In Hongkong wurde übrigens angesichts der andauernden Proteste das Feuerwerk abgesagt. Es soll vermutlich kein Anlass für weitere Unmutsbekundungen gegenüber Beijing geschaffen werden.
Der chinesische Propagandaapparat läuft derweil auf Hochtouren. Die parteistaatlichen Medien sind prall gefüllt mit Beiträgen über die Erfolge der Kommunistischen Partei beim Aufbau des Landes, bei der Entwicklung neuer Waffensysteme oder der Raumfahrt. Die wichtigste Botschaft lautet – in Anlehnung an Mao Zedong - „ohne die Kommunistische Partei gibt es kein neues China“ – und ohne die neue Ära Xi Jinping wird es keine glorreiche Zukunft geben, so etwa die freie Übersetzung. „Glorreiche 70 Jahre, Kampf der neuen Ära“ lautet das offizielle Motto der Volkszeitung.
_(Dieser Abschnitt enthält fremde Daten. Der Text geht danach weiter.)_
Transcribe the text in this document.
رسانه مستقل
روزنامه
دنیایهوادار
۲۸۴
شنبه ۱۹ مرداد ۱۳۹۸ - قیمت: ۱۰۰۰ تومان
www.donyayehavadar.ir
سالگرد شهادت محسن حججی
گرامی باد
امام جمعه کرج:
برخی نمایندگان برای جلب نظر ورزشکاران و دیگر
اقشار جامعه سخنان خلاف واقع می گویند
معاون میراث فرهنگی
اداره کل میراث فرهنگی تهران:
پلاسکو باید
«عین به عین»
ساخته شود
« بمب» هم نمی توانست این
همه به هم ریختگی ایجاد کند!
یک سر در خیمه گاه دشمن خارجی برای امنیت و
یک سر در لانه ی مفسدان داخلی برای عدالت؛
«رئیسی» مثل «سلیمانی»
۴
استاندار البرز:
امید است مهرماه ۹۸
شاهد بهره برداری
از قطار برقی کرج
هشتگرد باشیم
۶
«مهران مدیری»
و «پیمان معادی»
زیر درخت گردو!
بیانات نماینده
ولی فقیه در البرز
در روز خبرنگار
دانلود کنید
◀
China will das Narrativ bestimmen – zum Beispiel beim Thema Menschenrechte. Am Sonntag hatte der Staatsrat ein Weißbuch unter dem Titel „Auf der Suche nach dem Glück des Volkes: 70 Jahre Fortschritte bei den Menschrechten in China“ veröffentlicht. Darin fällt auf, dass China Menschenrechte in erster Linie ökonomisch und nicht als politische Freiheiten definiert.
Zitat von Kristin Shi-Kupfer, Leiterin des Forschungsbereichs Politik und Gesellschaft am MERICS:
„‘Glorreiche 70 Jahre, Kampf der neuen Ära‘ lautet das offizielle Motto der parteistaatlichen Volkszeitung für die Feierlichkeiten. Gestärkt durch die alten Errungenschaften will Xi Jinping sich an der Spitze der KPC als fähiger und entschlossener Kämpfer präsentieren - gegenüber inneren Herausforderungen und äußeren Bedrohungen."
China und die Welt
„Kerninteressen“ der KPC passen nicht zu einer liberalen internationalen Ordnung
Als China in den 1970er Jahren Mitglied der Vereinten Nationen wurde, sich den USA annäherte und wirtschaftliche Reformen einleitete, hofften viele in der internationalen Gemeinschaft, das Land werde sich auch in die liberale internationale Ordnung integrieren. Zum 70. Jahrestag der Gründung der Volksrepublik sind Zweifel an dieser These mehr als berechtigt.
Reformarchitekt Deng Xiaoping verfolgte seinerzeit unter der Maxime „Verstecke Deine Stärken und warte, bis die Zeit gekommen ist“ eine zurückhaltende Außenpolitik. Er wollte vermeiden, dass außenpolitische Spannungen das wirtschaftliche Wachstum Chinas hemmten. Beijing stellte auch die Unterstützung für bewaffnete Revolutionsbewegungen und seine aus der Mao-Ära stammende, aggressive Rhetorik gegenüber dem Westen ein.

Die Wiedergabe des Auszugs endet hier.